Prävention und Resilienz sind immer gefordert
Wie diesen „Treibern“ der Unsicherheit zu begegnen ist, werden Strategische Handlungsfelder beschrieben. Die klassische Rolle der Diplomatie steht an vorderster Front, wenn sie nicht mehr weiterkommt, wird zu Sanktionen gegriffen, bevor die klassische Rolle des Militärs „Treibern“ das Ende bereiten soll. Dass das nicht immer funktioniert, ist bekannt. Das internationale Krisenmanagement der Vereinten Nationen, von dem man sich viel versprochen hat, aber oft versagt hat, wird erläutert. Die Diskussionsfragen zu: humanitären Interventionen, Libyen und Kosovo oder den Stabilisierungseinsätzen in Afghanistan, die dem Leser gestellt werden, zeigen schon das Dilemma. Um hier aber wieder ins positive Fahrwasser zu kommen, befassen sich die Autoren mit Prävention und Resilienz. In Prävention sehen sie Verhinderung oder Abschwächung eines gewaltsamen Konfliktes. Resilienz, erst in letzter Zeit im sicherheitspolitischen Diskurs häufig gebraucht, bezieht sich auf staatliche und gesellschaftliche Widerstands- und Regenerationsfähigkeit gegen Katastrophen, Krisen und Konflikte.

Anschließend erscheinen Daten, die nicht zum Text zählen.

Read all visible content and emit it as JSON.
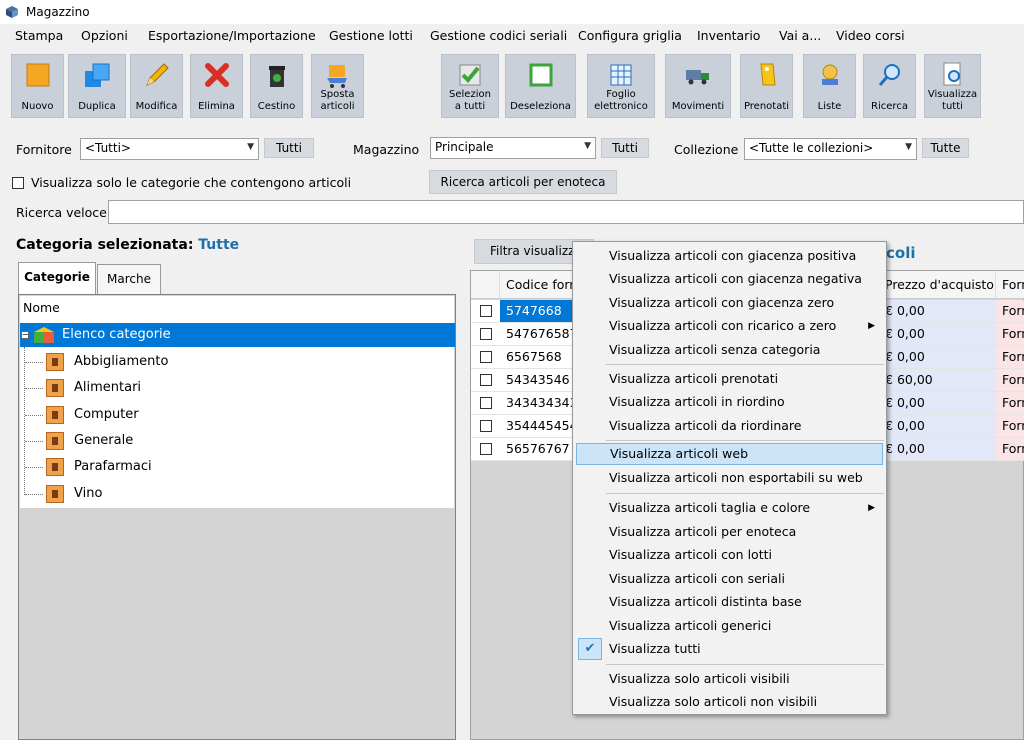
{
  "window": {
    "title": "Magazzino"
  },
  "menubar": [
    "Stampa",
    "Opzioni",
    "Esportazione/Importazione",
    "Gestione lotti",
    "Gestione codici seriali",
    "Configura griglia",
    "Inventario",
    "Vai a...",
    "Video corsi"
  ],
  "toolbar": {
    "nuovo": "Nuovo",
    "duplica": "Duplica",
    "modifica": "Modifica",
    "elimina": "Elimina",
    "cestino": "Cestino",
    "sposta_1": "Sposta",
    "sposta_2": "articoli",
    "seleziona_1": "Selezion",
    "seleziona_2": "a tutti",
    "deseleziona": "Deseleziona",
    "foglio_1": "Foglio",
    "foglio_2": "elettronico",
    "movimenti": "Movimenti",
    "prenotati": "Prenotati",
    "liste": "Liste",
    "ricerca": "Ricerca",
    "visualizza_1": "Visualizza",
    "visualizza_2": "tutti"
  },
  "filters": {
    "fornitore_label": "Fornitore",
    "fornitore_value": "<Tutti>",
    "fornitore_btn": "Tutti",
    "magazzino_label": "Magazzino",
    "magazzino_value": "Principale",
    "magazzino_btn": "Tutti",
    "collezione_label": "Collezione",
    "collezione_value": "<Tutte le collezioni>",
    "collezione_btn": "Tutte",
    "solo_categorie": "Visualizza solo le categorie che contengono articoli",
    "enoteca_btn": "Ricerca articoli per enoteca",
    "ricerca_label": "Ricerca veloce",
    "ricerca_value": ""
  },
  "left": {
    "categoria_label": "Categoria selezionata:",
    "categoria_value": "Tutte",
    "tabs": [
      "Categorie",
      "Marche"
    ],
    "tree_header": "Nome",
    "root": "Elenco categorie",
    "categories": [
      "Abbigliamento",
      "Alimentari",
      "Computer",
      "Generale",
      "Parafarmaci",
      "Vino"
    ]
  },
  "grid": {
    "filter_btn": "Filtra visualizza",
    "title_fragment": "coli",
    "columns": [
      "Codice forn",
      "Prezzo d'acquisto",
      "Forn"
    ],
    "rows": [
      {
        "code": "5747668",
        "price": "0,00",
        "forn": "Forn"
      },
      {
        "code": "547676587",
        "price": "0,00",
        "forn": "Forn"
      },
      {
        "code": "6567568",
        "price": "0,00",
        "forn": "Forn"
      },
      {
        "code": "54343546",
        "price": "60,00",
        "forn": "Forn"
      },
      {
        "code": "343434343",
        "price": "0,00",
        "forn": "Forn"
      },
      {
        "code": "354445454",
        "price": "0,00",
        "forn": "Forn"
      },
      {
        "code": "56576767",
        "price": "0,00",
        "forn": "Forn"
      }
    ]
  },
  "context_menu": {
    "items": [
      "Visualizza articoli con giacenza positiva",
      "Visualizza articoli con giacenza negativa",
      "Visualizza articoli con giacenza zero",
      "Visualizza articoli con ricarico a zero",
      "Visualizza articoli senza categoria",
      "Visualizza articoli prenotati",
      "Visualizza articoli in riordino",
      "Visualizza articoli da riordinare",
      "Visualizza articoli web",
      "Visualizza articoli non esportabili su web",
      "Visualizza articoli taglia e colore",
      "Visualizza articoli per enoteca",
      "Visualizza articoli con lotti",
      "Visualizza articoli con seriali",
      "Visualizza articoli distinta base",
      "Visualizza articoli generici",
      "Visualizza tutti",
      "Visualizza solo articoli visibili",
      "Visualizza solo articoli non visibili"
    ],
    "highlighted": "Visualizza articoli web",
    "checked": "Visualizza tutti",
    "check_glyph": "✔",
    "submenu_glyph": "▶"
  }
}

Die internationalen Organisationen bewirken nicht viel

Worin besteht nun der sicherheitspolitische Handlungsbedarf für Deutschland? Mit dieser Frage und den Ausführungen dazu von Lahl und Varwick endet das Buch. Sie plädieren für Engagement, vorrangig ziviles, in gut begründeten Fällen aber auch für ein militärisches. Primäre Aufgabe deutscher Sicherheitspolitik ist aber Schutz der territorialen Integrität und nationale Selbstbestimmung. Sie sagen aber auch „Sicherheitspolitik heute und morgen“, bedeutet immer Handeln ins Ungewisse. Daher fordern sie eine intensive politische und gesellschaftliche Diskussion über Bedingungen, Reichweiten und Grenzen deutscher Sicherheitspolitik. Insgesamt ein gut lesbares und verständliches Werk für den sicherheitspolitisch interessierten Bürger, der damit einen Gesamtüberblick über das komplexe Thema bekommt. Das Literaturverzeichnis umfasst Hinweise auf Grundlagendokumente und Berichte, Sekundärliteratur, Zeitschriften und das Verzeichnis der zitierten Literatur. Abkürzungsverzeichnis und Sachregister schließen das Buch.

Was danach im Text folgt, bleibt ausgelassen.